Als wärs gestern gewesen kann ich mich daran erinnern, wie Du jeweils, wenn wir mit einem Problem in Mathematik oder Physik ankamen, Deinen Häuschenblock und das Minenbleistift gezückt hast und wir wohl innerlich dabei schon die Augen verdreht haben. Denn, was folgte waren detaillierte Erklärungen und wir waren wohl mehr auf der Suche nach einer schnellen Lösung, um die Hausaufgaben zeiteffizient hinter uns zu bringen. Genauso passioniert hast Du Dich einem Computerproblem gestellt, vom Erstellen einer Vereinshomepage bis zu einem Programm zur Analyse von Mikroskopieaufnahmen, nichts war zu schwer, um nicht programmierbar zu sein. Ich erinnere mich so gut an den Moment, wo ich eine Präsentation gestartet hatte und der Bildschirm plötzlich quer zu sehen war, obwohl man sich solche Dinge bei mir gewohnt war, war es doch irgendwie unangenehm, die direkte hotline hat mir sofort aus der Patsche geholfen!

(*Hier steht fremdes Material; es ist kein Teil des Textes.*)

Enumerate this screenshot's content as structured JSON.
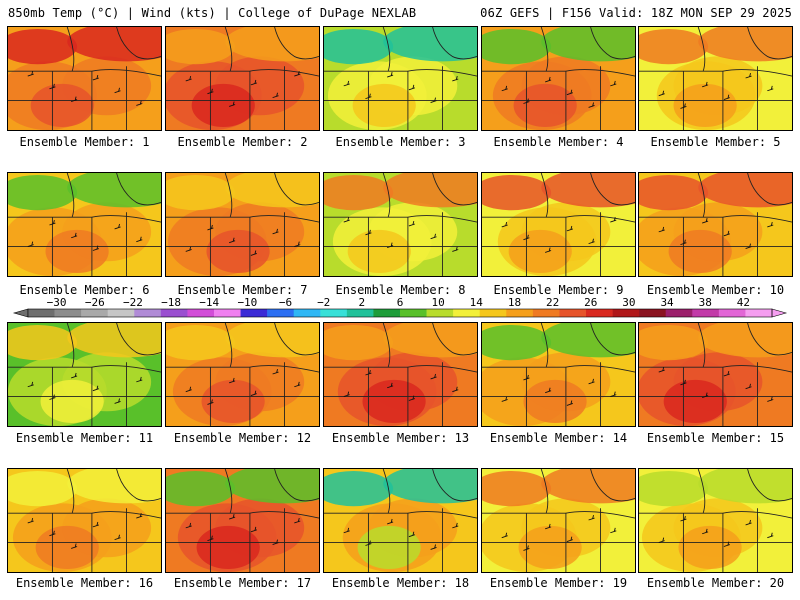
{
  "header": {
    "left": "850mb Temp (°C) | Wind (kts) | College of DuPage NEXLAB",
    "right": "06Z GEFS | F156 Valid: 18Z MON SEP 29 2025"
  },
  "colorbar": {
    "ticks": [
      "−30",
      "−26",
      "−22",
      "−18",
      "−14",
      "−10",
      "−6",
      "−2",
      "2",
      "6",
      "10",
      "14",
      "18",
      "22",
      "26",
      "30",
      "34",
      "38",
      "42"
    ],
    "colors": [
      "#6e6e6e",
      "#8c8c8c",
      "#a9a9a9",
      "#c6c6c6",
      "#b08bd6",
      "#9a4fd0",
      "#d24dd8",
      "#f080f0",
      "#3b2bd6",
      "#2c6ff2",
      "#2fb7f5",
      "#38e0d8",
      "#21c19a",
      "#1e9c3a",
      "#59c02a",
      "#b8dc2c",
      "#f2f03a",
      "#f5c71c",
      "#f59f1b",
      "#ef7a22",
      "#e6532a",
      "#d9281f",
      "#b0171a",
      "#8a1320",
      "#9b1f6b",
      "#c23aa8",
      "#e266d6",
      "#f59ef0"
    ]
  },
  "panels": [
    {
      "label": "Ensemble Member: 1",
      "palette": [
        "#f59f1b",
        "#ef7a22",
        "#e6532a",
        "#d9281f"
      ]
    },
    {
      "label": "Ensemble Member: 2",
      "palette": [
        "#ef7a22",
        "#e6532a",
        "#d9281f",
        "#f59f1b"
      ]
    },
    {
      "label": "Ensemble Member: 3",
      "palette": [
        "#b8dc2c",
        "#f2f03a",
        "#f5c71c",
        "#21c19a"
      ]
    },
    {
      "label": "Ensemble Member: 4",
      "palette": [
        "#f59f1b",
        "#ef7a22",
        "#e6532a",
        "#59c02a"
      ]
    },
    {
      "label": "Ensemble Member: 5",
      "palette": [
        "#f2f03a",
        "#f5c71c",
        "#f59f1b",
        "#ef7a22"
      ]
    },
    {
      "label": "Ensemble Member: 6",
      "palette": [
        "#f5c71c",
        "#f59f1b",
        "#ef7a22",
        "#59c02a"
      ]
    },
    {
      "label": "Ensemble Member: 7",
      "palette": [
        "#f59f1b",
        "#ef7a22",
        "#e6532a",
        "#f5c71c"
      ]
    },
    {
      "label": "Ensemble Member: 8",
      "palette": [
        "#b8dc2c",
        "#f2f03a",
        "#f5c71c",
        "#ef7a22"
      ]
    },
    {
      "label": "Ensemble Member: 9",
      "palette": [
        "#f2f03a",
        "#f5c71c",
        "#f59f1b",
        "#e6532a"
      ]
    },
    {
      "label": "Ensemble Member: 10",
      "palette": [
        "#f5c71c",
        "#f59f1b",
        "#ef7a22",
        "#e6532a"
      ]
    },
    {
      "label": "Ensemble Member: 11",
      "palette": [
        "#59c02a",
        "#b8dc2c",
        "#f2f03a",
        "#f5c71c"
      ]
    },
    {
      "label": "Ensemble Member: 12",
      "palette": [
        "#f59f1b",
        "#ef7a22",
        "#e6532a",
        "#f5c71c"
      ]
    },
    {
      "label": "Ensemble Member: 13",
      "palette": [
        "#ef7a22",
        "#e6532a",
        "#d9281f",
        "#f59f1b"
      ]
    },
    {
      "label": "Ensemble Member: 14",
      "palette": [
        "#f5c71c",
        "#f59f1b",
        "#ef7a22",
        "#59c02a"
      ]
    },
    {
      "label": "Ensemble Member: 15",
      "palette": [
        "#ef7a22",
        "#e6532a",
        "#d9281f",
        "#f59f1b"
      ]
    },
    {
      "label": "Ensemble Member: 16",
      "palette": [
        "#f5c71c",
        "#f59f1b",
        "#ef7a22",
        "#f2f03a"
      ]
    },
    {
      "label": "Ensemble Member: 17",
      "palette": [
        "#ef7a22",
        "#e6532a",
        "#d9281f",
        "#59c02a"
      ]
    },
    {
      "label": "Ensemble Member: 18",
      "palette": [
        "#f5c71c",
        "#f59f1b",
        "#b8dc2c",
        "#21c19a"
      ]
    },
    {
      "label": "Ensemble Member: 19",
      "palette": [
        "#f2f03a",
        "#f5c71c",
        "#f59f1b",
        "#ef7a22"
      ]
    },
    {
      "label": "Ensemble Member: 20",
      "palette": [
        "#f2f03a",
        "#f5c71c",
        "#f59f1b",
        "#b8dc2c"
      ]
    }
  ]
}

Zu den allerschönsten Momenten gehörten aber die, wenn es draussen bitterkalt war und wir drinnen in der Werkstatt waren, an der Wärme des Feuers im Holzofen. Wenn es nach Sägemehl geduftet hat, der Radio gelaufen ist und Du Dir konzentriert überlegt hast, wie man diese Schreineraufgabe am Besten und auch am Schönsten löst. Von Zauberkiste zu Reagenzgestell konnten wir Wünsche anbringen und mit dabei sein, ein Werkstück zu fertigen. Wahrscheinlich hättest Du geschmunzelt ob meiner Stubentischidee und mir das fehlende Stück im Blatt gedrechselt, hättest mit Freude am Bauernhof und der Puppenstube mitgedacht, könntest den Stolz auf meine soeben erstellten holzigen Adventskalender verstehen und garantiert wüsstest Du, wie ich die Scharniere und Beschläge an meiner Überseekoffer schadlos wegnehmen müsste, damit ich sie endlich fertig ablaugen und schleifen könnte. Genauso würdest Du mir wohl all meine kaputten Lampen wieder zum Leuchten bringen und mir helfen, meine Hängematte aufzuhängen.
Von Dir haben wir gelernt, wann die Schlacht am Morgarten stattfand und wer der Dällenbachkari war. Auf Deinem Musikinstrument habe ich gespielt, ein Stolz aus Deiner Jugend. Unsere Kindheit war geprägt von Experimenten mit der Herstellung von Süssmost, Wein, Bier, Schnaps und der Ernte von Honig. Dieser Gwunder für neue Dinge und das Ausprobieren, Dinge zu Entdecken und Sachlagen auf den Grund zu gehen hast Du mir wohl genauso vererbt wie ein Sinn für Logik und mathematisches Denken. Mit Freude hast Du zugehört, wenn ich von den Bergen zurück kam und hast mir von Deiner einzigen Skitour erzählt. Philosophieren und diskutieren, aber auch Wertschätzung gegenüber Mitmenschen, ein Sinn für Heimat und Kultur, die Freude an der Sprache und dem Dialekt, das haben wir als Schatz mitbekommen und ist heute tausend mal mehr Wert als die fehlenden teuren Markenkleider, Luxusferien oder Restaurantbesuche. Wir wurden etwas anders erzogen und das merken wir heute nur zu gut, wenn wir irgendwie nicht so in die Masse passen und uns ab und zu etwas fehl am Platz fühlen. Aber weisst Du was? Ich bin stolz darauf und schätze Euch das sehr!